En résumé : la vente au détail, le fait de posséder de la musique, c'est du passé et cela ne concerne plus qu'un petit nombre de personnes. Si les ventes d'Ipod sont en baisse (et l'arrêt de production d'une pièce empêche la poursuite de la production), en revanche, les ventes d'iPhone explosent : désormais, il faut du tout en un, et concernant la musique, pouvoir accéder à une large base de musique sans avoir rien de plus à faire que quelques clics. Si on peut supposer que les passionnés continueront de classer soigneusement leur musique, le grand public cherche avant tout la simplicité. Le streaming, c'est l'avenir.

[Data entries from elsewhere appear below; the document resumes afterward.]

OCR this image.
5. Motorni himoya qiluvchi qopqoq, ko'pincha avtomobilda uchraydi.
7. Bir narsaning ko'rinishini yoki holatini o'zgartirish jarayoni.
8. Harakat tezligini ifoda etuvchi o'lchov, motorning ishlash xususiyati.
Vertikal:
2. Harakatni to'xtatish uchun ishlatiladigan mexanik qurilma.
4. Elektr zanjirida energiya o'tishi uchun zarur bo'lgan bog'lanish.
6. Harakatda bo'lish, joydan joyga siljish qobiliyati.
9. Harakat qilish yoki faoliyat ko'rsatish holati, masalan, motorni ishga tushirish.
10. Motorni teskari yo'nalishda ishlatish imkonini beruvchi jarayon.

Aujourd'hui, le leader du marché s'appelle Spotify. Le principe est connu : 20 heures mensuelles gratuites, au-delà il faut payer un abonnement. Tout bénef' pour le service, qui touche des ronds quoi qu'il arrive grâce à la pub, beaucoup moins pour les artistes, qui ne touchent que des cacahouètes. Le journaliste David McCandless du site Informationisbeautiful.net s'est amusé à compiler les données de l'industrie pour mettre en évidence que pour toucher un SMIC (1160 $ américains), les artistes devaient vendrent soit : 143 CD en autoproduit, 1161 CD sur un label, 1229 albums numériques sur Itunes (ou 12400 titres), être écouté 850 000 fois sur Rhapsody, 1 546 000 fois sur LastFm, ou 4 549 000 fois sur Spotify. Dans tous les cas, le streaming ne rapporte pas grand chose, mais chez Spotify, c'est le top (ce qui explique que les Black Keys ou Anathema, entre autres, aient refusé d'y être).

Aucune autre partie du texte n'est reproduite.